Although this recognition should serve as an inspiration for other human rights defenders in Belarus and the region as a whole, the Nobel Prize Committee, according to Jurkonis, was obviously trying to steer clear of the current geopolitical context, awarding the prize to human rights defenders in Ukraine, Belarus, and Russia together.
Bialiatski’s Multiple Accolades for Defending Human Rights
‘Equally, it seems the committee tried to avoid appearing overly political because early considerations mostly focused on names such as Volodymyr Zelensky, Sviatlana Tsikhanouskaya, and Alexei Navalny. The defenders of human rights have undoubtedly deserved their prize, but given all the nominees, it would seem that the committee consciously chose the more cautious option,’ says Jurkonis.

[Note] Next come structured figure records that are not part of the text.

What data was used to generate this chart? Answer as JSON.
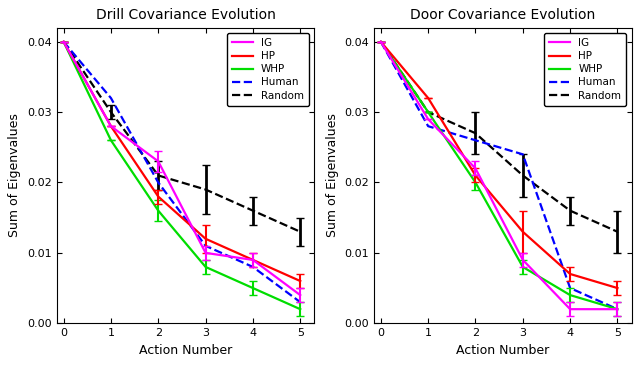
{
  "drill": {
    "title": "Drill Covariance Evolution",
    "IG": [
      0.04,
      0.028,
      0.023,
      0.01,
      0.009,
      0.004
    ],
    "HP": [
      0.04,
      0.028,
      0.018,
      0.012,
      0.009,
      0.006
    ],
    "WHP": [
      0.04,
      0.026,
      0.016,
      0.008,
      0.005,
      0.002
    ],
    "Human": [
      0.04,
      0.032,
      0.02,
      0.011,
      0.008,
      0.003
    ],
    "Random": [
      0.04,
      0.03,
      0.021,
      0.019,
      0.016,
      0.013
    ],
    "IG_err": [
      0,
      0,
      0.0015,
      0.001,
      0.001,
      0.001
    ],
    "HP_err": [
      0,
      0,
      0.001,
      0.002,
      0.001,
      0.001
    ],
    "WHP_err": [
      0,
      0,
      0.0015,
      0.001,
      0.001,
      0.001
    ],
    "Human_err": [
      0,
      0,
      0,
      0,
      0,
      0
    ],
    "Random_err": [
      0,
      0.001,
      0.002,
      0.0035,
      0.002,
      0.002
    ]
  },
  "door": {
    "title": "Door Covariance Evolution",
    "IG": [
      0.04,
      0.029,
      0.022,
      0.009,
      0.002,
      0.002
    ],
    "HP": [
      0.04,
      0.032,
      0.021,
      0.013,
      0.007,
      0.005
    ],
    "WHP": [
      0.04,
      0.03,
      0.02,
      0.008,
      0.004,
      0.002
    ],
    "Human": [
      0.04,
      0.028,
      0.026,
      0.024,
      0.005,
      0.002
    ],
    "Random": [
      0.04,
      0.03,
      0.027,
      0.021,
      0.016,
      0.013
    ],
    "IG_err": [
      0,
      0,
      0.001,
      0.001,
      0.001,
      0.001
    ],
    "HP_err": [
      0,
      0,
      0.001,
      0.003,
      0.001,
      0.001
    ],
    "WHP_err": [
      0,
      0,
      0.001,
      0.001,
      0.001,
      0.001
    ],
    "Human_err": [
      0,
      0,
      0,
      0,
      0,
      0
    ],
    "Random_err": [
      0,
      0,
      0.003,
      0.003,
      0.002,
      0.003
    ]
  },
  "colors": {
    "IG": "#ff00ff",
    "HP": "#ff0000",
    "WHP": "#00dd00",
    "Human": "#0000ff",
    "Random": "#000000"
  },
  "xlabel": "Action Number",
  "ylabel": "Sum of Eigenvalues",
  "ylim": [
    0,
    0.042
  ],
  "xlim": [
    -0.15,
    5.3
  ],
  "yticks": [
    0,
    0.01,
    0.02,
    0.03,
    0.04
  ],
  "xticks": [
    0,
    1,
    2,
    3,
    4,
    5
  ]
}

According to Jurkonis, Bialiatski is undoubtedly one of Belarus’s most-experienced human rights defenders and civil society leaders. Although best known as the face and director of the Viasna Human Rights Center (established in 1996), Bialiatski also rose to prominence as one of the initiators of the Belarusian pro-democratic movement in the mid-1980s.
Helping Families of Political Prisoners
Currently a political prisoner, he has been nominated for the Nobel Peace Prize on multiple occasions and received other prizes in the area of human rights. Bialiatski was arrested and imprisoned during the 2020 protests in Belarus, which broke out following the announcement of the Belarusian presidential election results.
The authoritarian leader Aleksandr Lukashenko had been declared the winner for his sixth consecutive term, having supposedly defeated the opposition leader Sviatlana Tsikhanouskaya.
‘In this context, it is worth remembering a fairly recent event, of 2011, when the data provided by Lithuania and Poland to the Belarusian government became a pretext for the court sentence against Bialiatski in his own country. The details of Bialiatski’s accounts were given to Minsk by Poland’s National Public Prosecutor's Office and Lithuania’s Ministry of Justice,’ says Jurkonis.
In November of the same year, Bialiatski was sentenced to nearly five years in prison for alleged tax evasion, treating the support gathered for families of political prisoners as his personal income. Vilnius and Warsaw later admitted this was a mistake and apologised to Bialiatski’s family.